Rowling brilliantly shows us a child's world, where interclass rivalries and sports are far more important than the goings-on in the outer world. For most of the series, Qiddich is in Harry's mind at least as (and much of the time, more) important than facing Lord Voldemort. In the emotionally complicated friendship between Harry, Ron and Hermione, particularly as they enter their teens, Rowling shows a master's touch in her depictions of jealousy, crushes, and the teenagers terror at revealing what is in his or her heart.

Though the Harry Potter books are almost as heavy on plot and surprise as an Agatha Christie mystery, there is a great deal more there than just mystery (and adventure) to hold our attention. I cared enough about Harry and Ron and Herminone to be sad when they were sad, happy went things went well - I even managed an interest in Qidditch, a game whose 150 point Snitch bears far too much resemblance to barroom pool's 8-ball for my taste.

Rowling also knows how to show - without telling - kids growing up, changing. A review of The Half-Blood Prince I read complained that Harry had become too much of a complainer, too bitter, to be a fully-sympathetic character.

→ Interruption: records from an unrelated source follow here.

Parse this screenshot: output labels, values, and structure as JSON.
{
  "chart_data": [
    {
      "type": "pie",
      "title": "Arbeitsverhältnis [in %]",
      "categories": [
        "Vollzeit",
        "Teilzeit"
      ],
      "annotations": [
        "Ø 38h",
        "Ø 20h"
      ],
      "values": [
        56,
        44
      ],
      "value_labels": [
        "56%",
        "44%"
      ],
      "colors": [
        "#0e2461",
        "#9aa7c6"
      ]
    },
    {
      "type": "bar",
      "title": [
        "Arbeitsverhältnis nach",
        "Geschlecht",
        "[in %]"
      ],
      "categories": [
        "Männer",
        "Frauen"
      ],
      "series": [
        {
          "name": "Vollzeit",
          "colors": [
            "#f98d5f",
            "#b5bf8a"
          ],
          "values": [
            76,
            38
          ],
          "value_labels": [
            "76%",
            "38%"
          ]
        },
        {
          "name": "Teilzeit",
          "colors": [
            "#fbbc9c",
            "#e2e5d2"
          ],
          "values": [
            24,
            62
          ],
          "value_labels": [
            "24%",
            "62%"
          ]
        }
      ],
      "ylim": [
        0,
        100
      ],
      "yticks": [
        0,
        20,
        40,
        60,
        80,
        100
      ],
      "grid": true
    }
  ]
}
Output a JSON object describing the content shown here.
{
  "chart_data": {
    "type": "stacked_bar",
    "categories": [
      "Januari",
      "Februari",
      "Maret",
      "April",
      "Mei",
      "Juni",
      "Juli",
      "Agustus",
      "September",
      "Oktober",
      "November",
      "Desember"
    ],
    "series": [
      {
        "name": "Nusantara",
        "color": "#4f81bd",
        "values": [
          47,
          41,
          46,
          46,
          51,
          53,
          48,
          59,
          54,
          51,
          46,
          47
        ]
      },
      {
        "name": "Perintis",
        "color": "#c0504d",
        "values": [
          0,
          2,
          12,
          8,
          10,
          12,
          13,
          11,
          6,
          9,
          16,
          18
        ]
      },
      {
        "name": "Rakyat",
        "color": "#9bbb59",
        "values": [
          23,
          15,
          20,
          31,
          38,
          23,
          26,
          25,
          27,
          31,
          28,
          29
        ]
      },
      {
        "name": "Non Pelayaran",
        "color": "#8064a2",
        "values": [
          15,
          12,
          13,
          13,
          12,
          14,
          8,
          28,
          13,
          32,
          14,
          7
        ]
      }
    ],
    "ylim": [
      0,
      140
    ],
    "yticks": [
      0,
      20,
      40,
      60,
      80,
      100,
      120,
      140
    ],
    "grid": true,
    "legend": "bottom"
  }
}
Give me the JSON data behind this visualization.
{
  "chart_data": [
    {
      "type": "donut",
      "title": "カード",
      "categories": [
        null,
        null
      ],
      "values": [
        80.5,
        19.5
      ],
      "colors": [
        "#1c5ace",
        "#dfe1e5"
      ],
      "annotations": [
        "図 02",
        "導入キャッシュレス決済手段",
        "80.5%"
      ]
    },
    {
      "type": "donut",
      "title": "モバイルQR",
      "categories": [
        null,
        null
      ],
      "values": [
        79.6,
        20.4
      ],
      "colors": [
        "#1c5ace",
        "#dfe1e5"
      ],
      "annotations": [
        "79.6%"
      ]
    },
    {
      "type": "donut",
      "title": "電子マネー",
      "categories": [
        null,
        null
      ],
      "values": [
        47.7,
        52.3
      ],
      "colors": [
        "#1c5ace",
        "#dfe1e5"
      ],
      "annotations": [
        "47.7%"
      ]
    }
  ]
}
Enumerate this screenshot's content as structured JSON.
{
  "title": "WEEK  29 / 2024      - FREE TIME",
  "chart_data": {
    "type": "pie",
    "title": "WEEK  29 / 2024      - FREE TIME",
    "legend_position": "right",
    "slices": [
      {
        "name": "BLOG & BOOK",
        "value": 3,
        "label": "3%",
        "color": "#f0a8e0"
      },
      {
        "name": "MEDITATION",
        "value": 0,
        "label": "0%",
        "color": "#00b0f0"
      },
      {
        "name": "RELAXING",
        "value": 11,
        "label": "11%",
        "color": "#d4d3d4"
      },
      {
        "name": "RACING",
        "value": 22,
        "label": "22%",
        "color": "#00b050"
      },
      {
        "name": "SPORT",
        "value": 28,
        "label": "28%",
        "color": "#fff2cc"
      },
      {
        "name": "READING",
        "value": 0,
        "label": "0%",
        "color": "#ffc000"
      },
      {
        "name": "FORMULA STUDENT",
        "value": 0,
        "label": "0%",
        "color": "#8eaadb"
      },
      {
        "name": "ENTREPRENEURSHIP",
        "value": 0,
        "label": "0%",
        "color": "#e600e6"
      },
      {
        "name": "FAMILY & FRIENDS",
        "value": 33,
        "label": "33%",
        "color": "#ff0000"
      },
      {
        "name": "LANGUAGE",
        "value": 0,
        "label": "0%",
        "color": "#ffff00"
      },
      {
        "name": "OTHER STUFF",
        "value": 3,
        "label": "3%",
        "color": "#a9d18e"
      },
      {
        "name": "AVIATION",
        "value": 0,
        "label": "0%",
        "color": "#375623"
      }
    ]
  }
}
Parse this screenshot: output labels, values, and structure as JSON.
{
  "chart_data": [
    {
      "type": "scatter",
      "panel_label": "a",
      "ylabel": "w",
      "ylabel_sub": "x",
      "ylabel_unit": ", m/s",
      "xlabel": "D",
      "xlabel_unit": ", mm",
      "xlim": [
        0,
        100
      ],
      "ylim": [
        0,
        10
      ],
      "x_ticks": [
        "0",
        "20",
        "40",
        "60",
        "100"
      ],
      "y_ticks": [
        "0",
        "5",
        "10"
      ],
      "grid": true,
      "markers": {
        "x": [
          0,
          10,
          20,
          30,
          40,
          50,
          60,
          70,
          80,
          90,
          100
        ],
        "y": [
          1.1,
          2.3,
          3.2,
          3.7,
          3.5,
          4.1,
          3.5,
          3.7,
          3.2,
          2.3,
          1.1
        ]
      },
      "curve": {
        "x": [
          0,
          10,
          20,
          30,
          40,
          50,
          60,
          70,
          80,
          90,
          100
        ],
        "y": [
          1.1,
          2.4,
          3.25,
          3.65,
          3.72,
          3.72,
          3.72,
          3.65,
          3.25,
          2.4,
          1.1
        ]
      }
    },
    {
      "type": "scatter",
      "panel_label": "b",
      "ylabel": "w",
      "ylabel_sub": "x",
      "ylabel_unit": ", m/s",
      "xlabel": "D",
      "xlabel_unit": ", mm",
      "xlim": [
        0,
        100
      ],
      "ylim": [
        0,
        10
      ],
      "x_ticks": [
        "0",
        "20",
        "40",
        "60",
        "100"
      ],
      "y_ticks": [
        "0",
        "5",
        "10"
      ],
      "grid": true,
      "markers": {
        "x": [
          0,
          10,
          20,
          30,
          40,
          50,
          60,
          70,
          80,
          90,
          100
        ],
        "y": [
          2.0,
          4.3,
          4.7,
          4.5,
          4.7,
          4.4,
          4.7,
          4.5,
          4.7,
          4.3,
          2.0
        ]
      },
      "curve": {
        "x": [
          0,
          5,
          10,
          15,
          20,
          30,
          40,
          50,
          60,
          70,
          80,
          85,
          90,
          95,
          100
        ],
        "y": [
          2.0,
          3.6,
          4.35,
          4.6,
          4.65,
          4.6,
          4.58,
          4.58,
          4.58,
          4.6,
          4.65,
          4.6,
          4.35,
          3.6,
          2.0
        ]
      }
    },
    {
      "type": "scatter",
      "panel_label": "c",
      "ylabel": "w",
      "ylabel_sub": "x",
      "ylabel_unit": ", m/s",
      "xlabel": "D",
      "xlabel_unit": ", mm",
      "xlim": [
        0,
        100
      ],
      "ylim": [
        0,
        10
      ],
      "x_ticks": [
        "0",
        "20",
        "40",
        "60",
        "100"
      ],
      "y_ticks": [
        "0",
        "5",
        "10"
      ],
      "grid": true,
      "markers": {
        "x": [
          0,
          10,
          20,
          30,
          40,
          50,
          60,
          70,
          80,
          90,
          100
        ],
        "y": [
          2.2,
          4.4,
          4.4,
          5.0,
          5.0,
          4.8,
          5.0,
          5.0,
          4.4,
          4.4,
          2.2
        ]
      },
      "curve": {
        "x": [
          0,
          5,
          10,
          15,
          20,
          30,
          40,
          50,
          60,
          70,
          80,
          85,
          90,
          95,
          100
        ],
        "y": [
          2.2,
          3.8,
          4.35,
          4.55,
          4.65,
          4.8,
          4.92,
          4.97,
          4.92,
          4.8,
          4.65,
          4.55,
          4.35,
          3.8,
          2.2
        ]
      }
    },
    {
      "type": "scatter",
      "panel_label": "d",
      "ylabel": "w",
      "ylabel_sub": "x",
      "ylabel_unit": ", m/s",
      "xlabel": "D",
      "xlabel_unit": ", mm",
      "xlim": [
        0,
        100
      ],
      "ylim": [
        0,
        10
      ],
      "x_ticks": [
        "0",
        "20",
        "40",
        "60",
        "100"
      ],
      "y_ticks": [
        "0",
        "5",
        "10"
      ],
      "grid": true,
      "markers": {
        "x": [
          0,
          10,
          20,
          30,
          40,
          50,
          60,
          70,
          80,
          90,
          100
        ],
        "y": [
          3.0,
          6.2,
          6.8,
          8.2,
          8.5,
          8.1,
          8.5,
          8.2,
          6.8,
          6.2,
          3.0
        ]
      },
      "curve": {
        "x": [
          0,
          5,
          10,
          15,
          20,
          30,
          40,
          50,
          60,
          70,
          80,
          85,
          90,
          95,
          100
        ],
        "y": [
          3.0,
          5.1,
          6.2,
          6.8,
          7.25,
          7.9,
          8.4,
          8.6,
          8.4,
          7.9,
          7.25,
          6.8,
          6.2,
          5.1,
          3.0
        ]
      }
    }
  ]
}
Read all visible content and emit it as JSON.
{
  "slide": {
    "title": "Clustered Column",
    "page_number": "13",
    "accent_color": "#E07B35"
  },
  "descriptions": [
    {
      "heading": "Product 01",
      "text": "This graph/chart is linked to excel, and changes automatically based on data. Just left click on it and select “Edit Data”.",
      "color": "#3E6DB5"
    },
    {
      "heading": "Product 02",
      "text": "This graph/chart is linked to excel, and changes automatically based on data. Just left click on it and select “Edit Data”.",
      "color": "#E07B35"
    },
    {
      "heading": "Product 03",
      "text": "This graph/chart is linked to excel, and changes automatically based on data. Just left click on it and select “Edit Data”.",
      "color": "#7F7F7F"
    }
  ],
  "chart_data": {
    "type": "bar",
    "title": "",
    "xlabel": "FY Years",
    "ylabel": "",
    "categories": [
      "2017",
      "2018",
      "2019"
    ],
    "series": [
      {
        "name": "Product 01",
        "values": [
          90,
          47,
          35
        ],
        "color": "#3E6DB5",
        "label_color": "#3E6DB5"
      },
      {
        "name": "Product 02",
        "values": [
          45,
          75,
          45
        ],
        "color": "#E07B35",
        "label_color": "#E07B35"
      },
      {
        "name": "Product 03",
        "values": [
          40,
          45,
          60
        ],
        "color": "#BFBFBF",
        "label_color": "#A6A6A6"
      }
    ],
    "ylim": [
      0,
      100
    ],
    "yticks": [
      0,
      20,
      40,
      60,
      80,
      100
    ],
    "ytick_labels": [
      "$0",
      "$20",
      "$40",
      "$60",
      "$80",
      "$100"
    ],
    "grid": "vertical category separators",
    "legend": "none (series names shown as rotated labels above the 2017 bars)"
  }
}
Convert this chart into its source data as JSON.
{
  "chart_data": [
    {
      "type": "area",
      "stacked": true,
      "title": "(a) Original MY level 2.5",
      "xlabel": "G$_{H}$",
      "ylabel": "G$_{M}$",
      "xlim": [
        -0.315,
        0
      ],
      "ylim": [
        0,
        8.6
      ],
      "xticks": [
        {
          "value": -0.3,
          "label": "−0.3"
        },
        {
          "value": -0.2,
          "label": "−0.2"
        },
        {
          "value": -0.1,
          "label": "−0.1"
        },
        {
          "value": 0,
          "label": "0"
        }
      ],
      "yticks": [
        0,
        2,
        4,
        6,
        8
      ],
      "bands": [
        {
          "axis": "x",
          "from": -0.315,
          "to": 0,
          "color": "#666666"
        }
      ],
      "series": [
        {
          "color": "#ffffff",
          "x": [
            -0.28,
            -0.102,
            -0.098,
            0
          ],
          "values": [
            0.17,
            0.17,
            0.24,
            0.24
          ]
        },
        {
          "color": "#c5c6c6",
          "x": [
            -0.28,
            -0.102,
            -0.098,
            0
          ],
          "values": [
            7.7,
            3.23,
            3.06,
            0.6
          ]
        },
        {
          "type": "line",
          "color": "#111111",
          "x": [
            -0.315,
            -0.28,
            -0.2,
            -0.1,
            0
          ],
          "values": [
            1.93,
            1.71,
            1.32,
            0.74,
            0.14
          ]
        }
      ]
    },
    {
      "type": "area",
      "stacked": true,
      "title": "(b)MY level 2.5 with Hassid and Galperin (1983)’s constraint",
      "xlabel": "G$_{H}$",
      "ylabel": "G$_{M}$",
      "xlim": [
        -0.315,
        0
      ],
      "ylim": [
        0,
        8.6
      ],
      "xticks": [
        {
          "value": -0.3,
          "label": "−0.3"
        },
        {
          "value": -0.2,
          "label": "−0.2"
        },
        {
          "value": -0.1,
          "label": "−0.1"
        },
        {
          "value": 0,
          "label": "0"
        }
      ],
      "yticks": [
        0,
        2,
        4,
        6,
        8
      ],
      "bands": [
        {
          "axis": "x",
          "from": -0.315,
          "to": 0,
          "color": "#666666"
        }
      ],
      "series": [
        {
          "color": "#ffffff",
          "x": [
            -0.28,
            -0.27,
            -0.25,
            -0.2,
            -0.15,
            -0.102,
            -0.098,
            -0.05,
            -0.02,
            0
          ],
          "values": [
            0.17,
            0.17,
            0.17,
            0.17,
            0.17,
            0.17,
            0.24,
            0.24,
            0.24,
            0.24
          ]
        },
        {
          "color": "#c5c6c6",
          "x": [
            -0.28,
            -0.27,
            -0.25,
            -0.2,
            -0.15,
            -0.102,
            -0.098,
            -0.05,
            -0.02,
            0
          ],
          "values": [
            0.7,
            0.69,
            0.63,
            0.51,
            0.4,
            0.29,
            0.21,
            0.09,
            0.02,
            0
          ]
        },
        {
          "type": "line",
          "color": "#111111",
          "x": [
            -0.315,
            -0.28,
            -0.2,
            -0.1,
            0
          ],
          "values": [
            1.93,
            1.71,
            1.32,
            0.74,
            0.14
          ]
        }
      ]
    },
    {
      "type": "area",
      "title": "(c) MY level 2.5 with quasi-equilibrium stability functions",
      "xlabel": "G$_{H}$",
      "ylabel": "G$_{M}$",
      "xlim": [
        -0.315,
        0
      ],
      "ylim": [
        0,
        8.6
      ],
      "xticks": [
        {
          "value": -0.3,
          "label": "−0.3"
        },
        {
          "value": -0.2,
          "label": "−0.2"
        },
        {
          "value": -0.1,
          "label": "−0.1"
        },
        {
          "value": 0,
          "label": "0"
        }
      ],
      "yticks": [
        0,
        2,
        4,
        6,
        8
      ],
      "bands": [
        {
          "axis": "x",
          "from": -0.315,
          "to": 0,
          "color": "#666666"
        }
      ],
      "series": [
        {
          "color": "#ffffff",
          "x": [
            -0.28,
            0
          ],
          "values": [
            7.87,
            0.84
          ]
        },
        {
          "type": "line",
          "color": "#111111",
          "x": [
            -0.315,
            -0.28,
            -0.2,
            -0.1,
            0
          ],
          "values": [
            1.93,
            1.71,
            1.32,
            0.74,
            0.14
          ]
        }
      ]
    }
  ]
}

Well, of course Harry was bitter. He was 14 years old! He was under enormous pressures, he was (as Dumbledore would admit, near the end of the 6th volume) wrongly kept in the dark about the reasons for his involvement in matters far beyond his experience.

Beyond the characterization and the plot-driven mysteries of each volume but the last (the only one that doesn't come to a satisfactory conclusion of its own), Rowling brilliantly keeps the reader wanting to find out what happens next. Not interested in pleasing academe or theoretions, she is instead intent on telling a tale on its own terms. Like Tolkien, another author largely despised by academics who want an artist to footnote his or her own work with roadmaps to their metaphors and symbolism, Rowling instead has created a world (and never mind that her puppet-strings occasionally show, that makes sense on its own logic.

There are clear parallels (or so I choose to believe) between Rowlings world and our own - government more keen to promote the public's confidence in itself than to do its job, unconcerned about "mistakes made" or the innocent men and women who sometimes take the fall for the real villains' deeds; uncomfortable, but not really concerned, about its alliance with the Dementors, creatures whose only pleasure is to suck all joy - all life - from the living. It is easy to sea political parallels with Rowling's New Labour England - but it is clear to me that Rowling is only using her experience from the times in which she lives to tell an entirely different story. Should the reader choose to draw those parallels, he or she is free to do so (and I suspect Rowling would not object if he or she did), but she is not writing allegory, she is "only" telling a story.

And that story is almost all that a good story should be. Engaging, exciting, frustrating, relieving, even moving.

I have spent almost every waking hour of this long weekend immersed in a wonderfully-realized story and I can hardly wait until the 7th volume appears, so I can visit it again - and find out what happens in the end at last.